Data-driven Machine Learning (ML) has emerged as a promising approach to building predictive models from medical data, which is collected in huge volumes by modern healthcare systems. Unfortunately, existing medical data is not fully utilized by the industry since there are data silos and privacy concerns with accessibility to the data. Health data are highly sensitive, subject to regulation and cannot be used for research without appropriate patient consent and ethical approval. In addition, these datasets have a significant business value and companies are not willing to share with researchers for the fear of losing a considerable amount of revenue. The main focus of this project is to explore a new technology called Federated Machine Learning (FML), which is a learning method that seeks to address the problem of data sharing, data governance and privacy by training algorithms collaboratively without exchanging the underlying datasets.

The computer and data sciences department is excited to develop a summer research experience opportunity for motivated undergraduates in our programs. This project will expose students to research methods traditionally found in computational sciences, specifically the new and transformative area of federated machine learning (FML), which is staged to have unprecedented impact in the healthcare community.

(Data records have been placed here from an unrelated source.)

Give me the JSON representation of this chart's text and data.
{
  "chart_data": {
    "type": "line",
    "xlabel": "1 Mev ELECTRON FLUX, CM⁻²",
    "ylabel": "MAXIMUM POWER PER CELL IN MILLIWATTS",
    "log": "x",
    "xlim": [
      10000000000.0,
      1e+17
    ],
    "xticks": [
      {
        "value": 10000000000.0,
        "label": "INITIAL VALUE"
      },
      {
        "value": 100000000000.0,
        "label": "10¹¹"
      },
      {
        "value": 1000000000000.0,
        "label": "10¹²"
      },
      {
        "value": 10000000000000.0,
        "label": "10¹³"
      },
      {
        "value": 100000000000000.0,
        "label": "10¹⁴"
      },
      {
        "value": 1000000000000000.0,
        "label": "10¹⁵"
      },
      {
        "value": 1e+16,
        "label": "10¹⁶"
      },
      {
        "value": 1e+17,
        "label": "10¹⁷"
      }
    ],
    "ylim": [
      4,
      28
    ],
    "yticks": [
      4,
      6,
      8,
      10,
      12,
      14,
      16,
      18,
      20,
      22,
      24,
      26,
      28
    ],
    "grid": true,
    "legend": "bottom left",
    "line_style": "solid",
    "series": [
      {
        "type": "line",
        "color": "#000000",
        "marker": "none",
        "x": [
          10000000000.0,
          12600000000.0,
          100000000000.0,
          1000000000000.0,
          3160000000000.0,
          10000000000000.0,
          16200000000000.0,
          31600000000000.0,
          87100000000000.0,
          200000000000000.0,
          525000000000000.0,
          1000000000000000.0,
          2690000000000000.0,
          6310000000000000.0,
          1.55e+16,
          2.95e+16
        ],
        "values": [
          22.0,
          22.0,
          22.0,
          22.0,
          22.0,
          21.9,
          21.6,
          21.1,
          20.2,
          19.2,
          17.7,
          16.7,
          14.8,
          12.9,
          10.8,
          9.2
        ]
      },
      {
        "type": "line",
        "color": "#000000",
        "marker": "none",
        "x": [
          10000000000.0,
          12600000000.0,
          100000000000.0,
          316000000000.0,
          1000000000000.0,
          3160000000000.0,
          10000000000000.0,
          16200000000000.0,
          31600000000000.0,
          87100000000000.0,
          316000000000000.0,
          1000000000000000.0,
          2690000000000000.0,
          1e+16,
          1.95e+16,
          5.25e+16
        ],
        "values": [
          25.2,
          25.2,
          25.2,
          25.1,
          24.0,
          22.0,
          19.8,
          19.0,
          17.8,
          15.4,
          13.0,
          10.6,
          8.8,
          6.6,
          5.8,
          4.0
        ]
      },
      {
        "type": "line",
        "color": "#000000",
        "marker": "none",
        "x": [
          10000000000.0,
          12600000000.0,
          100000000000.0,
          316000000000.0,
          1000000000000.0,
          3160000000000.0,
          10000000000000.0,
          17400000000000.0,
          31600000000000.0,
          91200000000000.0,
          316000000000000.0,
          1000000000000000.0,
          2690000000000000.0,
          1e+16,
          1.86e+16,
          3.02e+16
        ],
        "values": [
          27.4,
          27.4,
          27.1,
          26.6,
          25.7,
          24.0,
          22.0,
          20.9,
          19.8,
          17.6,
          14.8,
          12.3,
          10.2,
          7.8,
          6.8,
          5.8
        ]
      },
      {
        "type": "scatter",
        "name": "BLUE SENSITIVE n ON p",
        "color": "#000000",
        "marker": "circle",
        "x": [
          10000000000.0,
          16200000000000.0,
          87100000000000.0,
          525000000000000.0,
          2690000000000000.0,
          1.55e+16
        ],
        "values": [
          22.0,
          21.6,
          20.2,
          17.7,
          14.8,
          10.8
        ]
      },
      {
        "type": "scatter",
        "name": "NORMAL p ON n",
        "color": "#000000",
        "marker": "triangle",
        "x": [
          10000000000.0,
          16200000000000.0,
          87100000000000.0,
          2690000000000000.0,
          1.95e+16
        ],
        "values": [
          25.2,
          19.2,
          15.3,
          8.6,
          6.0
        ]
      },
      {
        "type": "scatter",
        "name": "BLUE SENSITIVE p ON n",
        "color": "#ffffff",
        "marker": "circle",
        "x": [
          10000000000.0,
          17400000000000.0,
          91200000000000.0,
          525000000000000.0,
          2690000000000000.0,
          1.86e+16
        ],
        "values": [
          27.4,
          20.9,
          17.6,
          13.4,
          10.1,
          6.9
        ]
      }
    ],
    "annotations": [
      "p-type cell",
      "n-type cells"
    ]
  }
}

Models used to predict student achievement in STEM programs focus heavily on narrow paradigms of support (e.g., academic support) to predict outcomes directly related to student course of study (e.g., academic performance in introductory STEM courses). The current work instead focuses on non-cognitive factors (e.g., constructs of self-efficacy, self-perception, school- engagement and emotional-distress) to examine how the pathways between such constructs impact a larger understanding of academic achievement (e.g., non-major GPA, major GPA, retention). Validating the theoretical pathways between constructs of social-emotional support and academic outcomes in early college STEM students will provide evidence for interventions. Undergraduates today have higher rates of identified mental health issues than previous generations of students. These issues are exacerbated in fields such as STEM areas, where students are less likely to seek help and more likely to see a stigma attached to their issues (Lipson et al., 2016). The current work, therefore, instead focuses on non-cognitive factors (e.g., constructs of self-efficacy, self-perception, school-engagement and emotional-distress) to examine how the pathways between such constructs impact a larger understanding of academic achievement (e.g., non-major GPA, major GPA, retention).